Denied or Deferred Admission? Perspective is a precious holiday gift.

We aren’t sending Christmas cards this year. Normally, we drag the kids out to a park somewhere, force them to wear festive clothing, and pack their weight in snacks to get through a one hour session. Last year I was literally so worn out from picking them up, coaching them to smile or keep still, or to contort their bodies in some unnatural positions while tossing leaves, that I had to stop for a hamburger on the way home. Crossfit may increase strength but family pictures easily burn as many calories.

So this year, instead of that miserable experience, we’re just cobbling together some pictures from the year and sending Happy New Year cards. Buys some time and saves some heartache, so it’s a win-win. As we were looking through pictures to use, I found one from 2015 that I really liked. “We can’t use that one. It’s not from this year,” my wife protested. “Yeah, but it’s so good, and most people haven’t seen it. We all still basically look the same,” I asserted. That last comment sunk me because both our kids have grown several inches since that time. Probably should not have pushed my luck or stretched my argument there.  But, unlike small children who DO change dramatically in a year’s time, college admission (for better or worse) DOES NOT.

Moving Forward After ED and EA Decisions

Last week a number of schools across the country released Early Decision or Early Action decisions. I heard a good bit about this from friends via text, social media, and email over the weekend. “What should I tell her? She’s crushed.” “Do you think it’s worth doing the deferred form or should we just move on?” “Will visiting in January help our chances? We can book a trip to Boston over the MLK weekend.” And the beat goes on.

So while I may be keeping my Christmas cards purely 2016, last year I wrote two blogs in December that I think are relevant this week. 

1) Deferred? Check out The D Word.

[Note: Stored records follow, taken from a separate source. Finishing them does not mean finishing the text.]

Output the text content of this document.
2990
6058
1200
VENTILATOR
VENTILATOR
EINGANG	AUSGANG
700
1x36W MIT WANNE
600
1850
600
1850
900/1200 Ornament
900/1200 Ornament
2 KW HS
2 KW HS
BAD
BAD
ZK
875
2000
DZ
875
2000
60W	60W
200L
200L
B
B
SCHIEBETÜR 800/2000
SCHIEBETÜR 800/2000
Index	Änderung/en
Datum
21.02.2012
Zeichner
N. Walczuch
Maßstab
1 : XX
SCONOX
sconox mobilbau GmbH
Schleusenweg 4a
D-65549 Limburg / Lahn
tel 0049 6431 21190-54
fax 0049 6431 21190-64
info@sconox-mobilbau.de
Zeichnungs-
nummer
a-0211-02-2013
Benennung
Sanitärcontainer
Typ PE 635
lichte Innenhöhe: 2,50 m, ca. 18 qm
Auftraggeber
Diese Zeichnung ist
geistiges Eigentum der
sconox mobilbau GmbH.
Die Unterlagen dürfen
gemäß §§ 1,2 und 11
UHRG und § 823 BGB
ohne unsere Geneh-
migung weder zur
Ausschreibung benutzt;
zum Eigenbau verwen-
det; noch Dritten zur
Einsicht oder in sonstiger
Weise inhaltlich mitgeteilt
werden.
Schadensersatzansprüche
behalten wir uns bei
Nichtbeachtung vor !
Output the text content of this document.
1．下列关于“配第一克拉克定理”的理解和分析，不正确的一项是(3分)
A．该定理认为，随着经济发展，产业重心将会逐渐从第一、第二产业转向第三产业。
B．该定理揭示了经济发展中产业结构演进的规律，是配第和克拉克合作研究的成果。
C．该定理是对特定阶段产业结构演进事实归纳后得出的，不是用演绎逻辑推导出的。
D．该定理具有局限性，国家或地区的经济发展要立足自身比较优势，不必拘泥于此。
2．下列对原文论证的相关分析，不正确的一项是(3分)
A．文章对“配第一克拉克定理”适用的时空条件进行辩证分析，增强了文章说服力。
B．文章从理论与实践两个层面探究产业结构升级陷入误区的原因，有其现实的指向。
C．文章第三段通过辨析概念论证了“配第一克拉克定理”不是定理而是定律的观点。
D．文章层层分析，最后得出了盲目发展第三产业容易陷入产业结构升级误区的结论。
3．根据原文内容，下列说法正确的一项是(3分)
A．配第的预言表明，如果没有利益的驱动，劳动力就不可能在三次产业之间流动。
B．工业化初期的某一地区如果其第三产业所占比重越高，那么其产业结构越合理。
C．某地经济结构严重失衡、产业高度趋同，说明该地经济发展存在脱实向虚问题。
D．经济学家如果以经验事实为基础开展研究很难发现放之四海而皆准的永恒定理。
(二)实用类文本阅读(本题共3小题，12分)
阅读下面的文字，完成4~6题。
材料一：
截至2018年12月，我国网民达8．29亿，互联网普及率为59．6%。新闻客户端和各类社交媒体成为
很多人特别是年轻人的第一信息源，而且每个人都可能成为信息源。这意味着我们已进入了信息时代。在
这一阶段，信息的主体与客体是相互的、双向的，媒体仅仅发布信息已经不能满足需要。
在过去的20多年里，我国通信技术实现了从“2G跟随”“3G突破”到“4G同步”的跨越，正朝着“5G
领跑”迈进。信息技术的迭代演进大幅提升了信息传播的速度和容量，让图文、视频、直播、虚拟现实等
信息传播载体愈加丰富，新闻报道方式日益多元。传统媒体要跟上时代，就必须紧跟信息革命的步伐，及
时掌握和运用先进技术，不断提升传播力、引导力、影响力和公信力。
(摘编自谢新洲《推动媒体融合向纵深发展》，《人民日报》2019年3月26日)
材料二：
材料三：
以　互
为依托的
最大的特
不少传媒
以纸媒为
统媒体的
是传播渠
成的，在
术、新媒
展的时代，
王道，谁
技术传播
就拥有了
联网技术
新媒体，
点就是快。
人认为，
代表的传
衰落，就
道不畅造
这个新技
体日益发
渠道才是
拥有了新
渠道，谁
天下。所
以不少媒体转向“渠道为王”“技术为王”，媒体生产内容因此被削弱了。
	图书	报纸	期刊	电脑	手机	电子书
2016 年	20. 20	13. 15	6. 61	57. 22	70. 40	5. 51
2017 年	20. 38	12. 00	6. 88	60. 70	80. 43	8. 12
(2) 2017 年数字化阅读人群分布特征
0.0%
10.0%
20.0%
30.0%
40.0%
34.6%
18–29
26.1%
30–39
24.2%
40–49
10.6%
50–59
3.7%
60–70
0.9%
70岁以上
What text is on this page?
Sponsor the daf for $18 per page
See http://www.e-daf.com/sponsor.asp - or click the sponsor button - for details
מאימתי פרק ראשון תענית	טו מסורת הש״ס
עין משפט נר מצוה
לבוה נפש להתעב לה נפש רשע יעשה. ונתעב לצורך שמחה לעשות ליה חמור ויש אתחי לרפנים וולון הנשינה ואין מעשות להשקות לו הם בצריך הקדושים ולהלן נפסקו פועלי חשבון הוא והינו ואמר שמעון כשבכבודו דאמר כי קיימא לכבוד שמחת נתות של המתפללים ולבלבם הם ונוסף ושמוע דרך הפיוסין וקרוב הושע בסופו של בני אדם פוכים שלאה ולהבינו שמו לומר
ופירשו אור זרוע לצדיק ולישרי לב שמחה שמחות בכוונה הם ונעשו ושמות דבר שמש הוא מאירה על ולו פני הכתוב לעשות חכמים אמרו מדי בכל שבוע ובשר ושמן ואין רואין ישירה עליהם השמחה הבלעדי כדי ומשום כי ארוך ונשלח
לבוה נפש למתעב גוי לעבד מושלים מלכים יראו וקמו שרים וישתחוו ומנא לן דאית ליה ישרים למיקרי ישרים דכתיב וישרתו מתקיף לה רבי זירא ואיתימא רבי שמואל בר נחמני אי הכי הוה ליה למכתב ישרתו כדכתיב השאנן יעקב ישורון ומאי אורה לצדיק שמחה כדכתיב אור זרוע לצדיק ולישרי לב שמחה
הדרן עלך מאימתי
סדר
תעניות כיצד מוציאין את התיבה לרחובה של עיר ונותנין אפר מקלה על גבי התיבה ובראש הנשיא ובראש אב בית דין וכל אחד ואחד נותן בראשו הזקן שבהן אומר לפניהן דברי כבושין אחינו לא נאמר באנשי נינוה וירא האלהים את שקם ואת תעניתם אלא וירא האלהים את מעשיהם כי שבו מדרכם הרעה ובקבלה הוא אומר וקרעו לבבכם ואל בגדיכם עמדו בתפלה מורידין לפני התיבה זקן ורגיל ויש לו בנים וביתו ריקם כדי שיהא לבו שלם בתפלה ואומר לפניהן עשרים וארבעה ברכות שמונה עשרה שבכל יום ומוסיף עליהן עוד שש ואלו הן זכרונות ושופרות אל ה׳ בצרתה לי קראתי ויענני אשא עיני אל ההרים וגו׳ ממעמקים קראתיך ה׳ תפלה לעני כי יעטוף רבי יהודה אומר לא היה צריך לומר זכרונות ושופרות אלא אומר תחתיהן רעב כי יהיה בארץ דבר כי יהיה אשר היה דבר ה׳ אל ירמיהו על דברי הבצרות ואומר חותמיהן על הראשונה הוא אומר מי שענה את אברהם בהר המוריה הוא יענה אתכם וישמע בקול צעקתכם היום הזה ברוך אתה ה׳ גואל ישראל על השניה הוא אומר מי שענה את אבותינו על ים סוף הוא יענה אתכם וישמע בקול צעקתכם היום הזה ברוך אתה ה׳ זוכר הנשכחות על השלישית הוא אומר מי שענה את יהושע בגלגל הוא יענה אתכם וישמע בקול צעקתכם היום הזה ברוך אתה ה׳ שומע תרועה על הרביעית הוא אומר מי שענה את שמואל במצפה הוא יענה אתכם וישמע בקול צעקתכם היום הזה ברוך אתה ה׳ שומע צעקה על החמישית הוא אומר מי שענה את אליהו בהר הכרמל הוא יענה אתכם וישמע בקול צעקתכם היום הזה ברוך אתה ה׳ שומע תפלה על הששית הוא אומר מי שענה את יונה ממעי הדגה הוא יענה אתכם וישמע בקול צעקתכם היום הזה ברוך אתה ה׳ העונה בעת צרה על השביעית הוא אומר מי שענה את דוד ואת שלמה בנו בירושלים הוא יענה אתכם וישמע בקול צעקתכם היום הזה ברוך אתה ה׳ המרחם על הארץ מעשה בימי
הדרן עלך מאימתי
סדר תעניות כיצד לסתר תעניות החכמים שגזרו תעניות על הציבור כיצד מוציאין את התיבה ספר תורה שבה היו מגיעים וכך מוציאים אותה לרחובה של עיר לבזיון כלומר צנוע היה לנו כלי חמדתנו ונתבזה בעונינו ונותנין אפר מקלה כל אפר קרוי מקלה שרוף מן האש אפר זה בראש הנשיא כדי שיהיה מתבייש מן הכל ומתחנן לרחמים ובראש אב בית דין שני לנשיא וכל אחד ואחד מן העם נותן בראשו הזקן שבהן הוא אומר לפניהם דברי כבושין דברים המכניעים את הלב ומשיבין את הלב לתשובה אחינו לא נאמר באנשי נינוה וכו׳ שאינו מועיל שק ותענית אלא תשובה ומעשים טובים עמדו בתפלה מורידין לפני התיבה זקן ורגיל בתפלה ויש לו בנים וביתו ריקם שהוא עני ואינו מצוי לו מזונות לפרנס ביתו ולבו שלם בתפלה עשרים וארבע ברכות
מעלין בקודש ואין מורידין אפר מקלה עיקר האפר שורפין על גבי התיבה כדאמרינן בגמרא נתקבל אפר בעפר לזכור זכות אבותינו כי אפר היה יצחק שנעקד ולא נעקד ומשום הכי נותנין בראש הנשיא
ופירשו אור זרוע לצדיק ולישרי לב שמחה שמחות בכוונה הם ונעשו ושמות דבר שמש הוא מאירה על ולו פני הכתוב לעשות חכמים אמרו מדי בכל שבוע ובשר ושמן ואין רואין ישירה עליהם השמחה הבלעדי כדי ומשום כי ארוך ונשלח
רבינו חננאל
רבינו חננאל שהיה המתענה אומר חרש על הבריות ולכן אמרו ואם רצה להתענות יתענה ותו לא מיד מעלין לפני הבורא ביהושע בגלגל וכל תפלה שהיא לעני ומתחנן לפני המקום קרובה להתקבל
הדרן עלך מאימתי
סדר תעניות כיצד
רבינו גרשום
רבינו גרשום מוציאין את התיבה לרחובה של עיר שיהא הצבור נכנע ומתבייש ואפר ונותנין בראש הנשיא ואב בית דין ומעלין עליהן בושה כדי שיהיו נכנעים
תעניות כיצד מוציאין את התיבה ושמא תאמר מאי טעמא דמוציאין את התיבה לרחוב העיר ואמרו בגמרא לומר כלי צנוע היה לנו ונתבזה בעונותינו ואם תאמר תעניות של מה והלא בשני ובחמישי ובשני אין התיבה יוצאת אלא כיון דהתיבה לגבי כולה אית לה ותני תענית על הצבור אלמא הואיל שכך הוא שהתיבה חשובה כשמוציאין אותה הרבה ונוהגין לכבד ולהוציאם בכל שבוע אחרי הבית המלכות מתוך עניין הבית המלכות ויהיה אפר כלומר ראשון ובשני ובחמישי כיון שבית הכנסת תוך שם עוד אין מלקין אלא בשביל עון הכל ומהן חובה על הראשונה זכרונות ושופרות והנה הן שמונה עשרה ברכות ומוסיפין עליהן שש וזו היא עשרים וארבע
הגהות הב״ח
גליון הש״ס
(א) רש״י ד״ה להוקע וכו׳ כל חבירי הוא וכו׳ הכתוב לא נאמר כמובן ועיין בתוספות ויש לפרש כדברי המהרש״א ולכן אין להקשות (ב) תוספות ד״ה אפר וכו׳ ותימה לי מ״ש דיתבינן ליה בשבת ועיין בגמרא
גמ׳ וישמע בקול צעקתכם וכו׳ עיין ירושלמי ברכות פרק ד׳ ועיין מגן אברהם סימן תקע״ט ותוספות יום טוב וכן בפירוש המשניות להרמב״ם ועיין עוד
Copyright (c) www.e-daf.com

This walks you through key next steps and gives you some healthy perspective: “You are not denied. Finish the drill. Check your ego.”

2) If you were denied, take a look at It’s Not You, It’s Me.   “You are not okay… but you WILL be okay. Time to refocus.”

If you remember nothing else, remember this: admission decisions are just that. They are limited. They are finite. They are not sweeping judgments of your value or character.  They don’t change who you were the moment before you received that letter or opened that portal, and more importantly they don’t dictate who you will be and can be in the future. You’re disappointed. You’re mad or frustrated or angry or sad. All of those feelings are understandable and legitimate.

Last December thousands (literally!) of students were denied and deferred from the nation’s elite schools. They felt the same way you do now. You probably know some of them and remember that time. And where are they now? They’re on some of those exact campuses after being deferred. Or they’re happy at another school after being denied.  As I said last year, “Go ahead and scream, cry, talk to your parents… beat your pillow, or cook something. Do whatever it takes for you to begin to move on and clear you head.” But don’t let these decisions ruin your holidays. Don’t let them disrupt precious time with family. Don’t let them keep you from some good naps or from getting out to the movies or hanging out with friends.

And most of all, don’t let them put any doubt whatsoever into your mind about your talents, your abilities, and your confidence.